Capital values increased 2.6% q-o-q and decreased 0.7% y-o-y in 2Q22, turning positive for the first time in two quarters, reflecting cap rate compression as rents continued to decline. Notable transactions confirmed in the quarter included a SPC with Taisei, Fuyo General Lease and Development Bank of Japan as equity investors acquired Otemachi Nomura Building (ownership portion) in March.

Outlook: Rents expected to bottom out in 2022

According to Oxford Economics as of June 2022, Japan’s real GDP growth forecast was revised downwards to grow by 2.0% in 2022; the CPI was revised upwards to 2.1% in 2022. The economy is expected to pick up as socio-economic activities normalise. Risks include supply-side constraints and persistent geopolitical risks.

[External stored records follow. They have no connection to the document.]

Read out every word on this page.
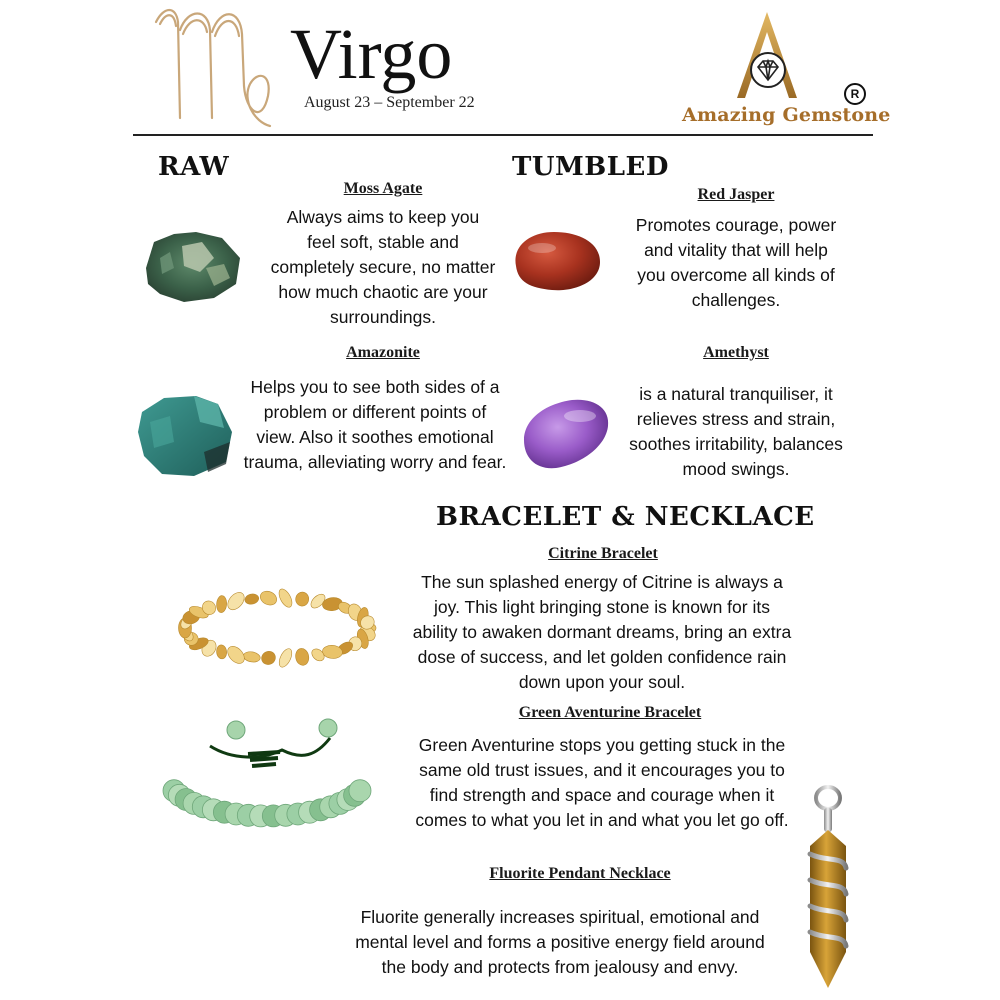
Virgo
August 23 – September 22
Amazing Gemstone
R
RAW	TUMBLED
BRACELET & NECKLACE
Moss Agate
Always aims to keep you
feel soft, stable and
completely secure, no matter
how much chaotic are your
surroundings.
Amazonite
Helps you to see both sides of a
problem or different points of
view. Also it soothes emotional
trauma, alleviating worry and fear.
Red Jasper
Promotes courage, power
and vitality that will help
you overcome all kinds of
challenges.
Amethyst
is a natural tranquiliser, it
relieves stress and strain,
soothes irritability, balances
mood swings.
Citrine Bracelet
The sun splashed energy of Citrine is always a
joy. This light bringing stone is known for its
ability to awaken dormant dreams, bring an extra
dose of success, and let golden confidence rain
down upon your soul.
Green Aventurine Bracelet
Green Aventurine stops you getting stuck in the
same old trust issues, and it encourages you to
find strength and space and courage when it
comes to what you let in and what you let go off.
Fluorite Pendant Necklace
Fluorite generally increases spiritual, emotional and
mental level and forms a positive energy field around
the body and protects from jealousy and envy.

The vacancy rate is expected to rise slightly in 2022, although it remains relatively low at less than 4%. Rents are expected to bottom out and turn around on the back of limited space for further correction and as the pre-commitment rate of future supply continues to increase. Capital values will likely remain stable as cap rates are also expected to remain stable.

Note: Tokyo Office refers to Tokyo's 5 Kus Grade A office market.